Ora para melhor os manter unidos nos laços desta bela e grande fraternidade, ela tem a preciosa vantagem de uma língua litúrgica em toda a parte idêntica. Quando um católico está longe da sua pátria terrena, ouvindo apenas sons estranhos, como lhe é doce e consolador entrar numa Igreja e ouvir Missa celebrada como no seu país! É como se por um momento se encontrasse de novo no seu país e, nesta pátria universal da fé, por um momento esquece que está em país estrangeiro. Ao passo que, se a Missa fosse celebrada em língua vulgar, este homem buscaria em vão as fórmulas de fé e piedade a que se habituara na infância. Sentir-se-ia tão estranho na casa de Deus, como na casa dos homens. Seria um duplo exílio.

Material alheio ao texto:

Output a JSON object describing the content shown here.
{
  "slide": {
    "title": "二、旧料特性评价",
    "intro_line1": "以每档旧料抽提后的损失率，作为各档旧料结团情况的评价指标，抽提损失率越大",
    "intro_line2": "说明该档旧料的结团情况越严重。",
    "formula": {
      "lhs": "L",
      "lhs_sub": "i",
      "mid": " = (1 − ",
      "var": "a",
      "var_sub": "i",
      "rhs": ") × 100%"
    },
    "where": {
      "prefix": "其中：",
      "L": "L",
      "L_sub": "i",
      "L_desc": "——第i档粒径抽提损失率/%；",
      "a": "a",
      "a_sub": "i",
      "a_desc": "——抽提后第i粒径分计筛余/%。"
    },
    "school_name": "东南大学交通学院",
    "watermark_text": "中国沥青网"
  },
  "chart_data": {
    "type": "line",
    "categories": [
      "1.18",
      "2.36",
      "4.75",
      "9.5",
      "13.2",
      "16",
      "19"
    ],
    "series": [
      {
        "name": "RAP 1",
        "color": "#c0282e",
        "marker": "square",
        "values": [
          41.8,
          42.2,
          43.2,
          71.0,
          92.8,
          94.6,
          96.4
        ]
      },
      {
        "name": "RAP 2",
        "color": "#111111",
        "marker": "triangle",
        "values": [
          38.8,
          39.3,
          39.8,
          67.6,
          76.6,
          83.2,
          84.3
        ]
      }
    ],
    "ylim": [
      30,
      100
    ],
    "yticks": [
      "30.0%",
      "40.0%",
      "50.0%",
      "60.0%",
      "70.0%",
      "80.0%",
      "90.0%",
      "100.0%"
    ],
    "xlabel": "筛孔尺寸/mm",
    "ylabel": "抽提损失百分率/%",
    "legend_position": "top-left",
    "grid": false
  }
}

Essas são algumas das razões por que a Igreja não usa no Santo Sacrifício as línguas vivas.
De resto seria uma injúria tão grave como injusta acusá-la de conservar secretas as suas orações, recusando aos seus filhos o conhecimento delas. Esta acusação à sua solicitude maternal, fazem-lha os protestantes. Mas nada mais infundado. Longe de esconder os mistérios do Sacrifício cristão, ela ordena aos pastores, a quem confia a direção das almas, que expliquem aos fiéis, em todas as ocasiões favoráveis «e sobretudo aos domingos», as numerosas e ricas instruções contidas nas orações e nas cerimônias do Santíssimo Sacrifício — segundo as textuais palavras do Sagrado concílio de Trento.
Além da instrução dos seus pastores, os fiéis têm um meio bem fácil de aprender e admirar as belezas das orações da Igreja nos numerosos missais e livros de piedade, nos quais estas orações, bem como o ordinário e o cânon da Missa se encontram traduzidos em língua vulgar. Isto não quer dizer que estes livros sejam indispensáveis para assistir à Missa.
O essencial, é que tenhamos o cuidado de nos unirmos às orações e intenções do sacerdote, que ora por nós, e que meditemos com piedade e devoção as cerimônias, que vamos seguindo. Digamos em nosso coração:
«A Igreja, minha mãe, sabe melhor que eu as minhas necessidades e ela pede a Deus que me auxilie, muito mais eficazmente do que eu o poderia fazer. Por isso eu peço a Deus tudo o que o representante da Igreja pede para mim; eu me uno com ele em tudo o que ele diz e em tudo o que ele faz»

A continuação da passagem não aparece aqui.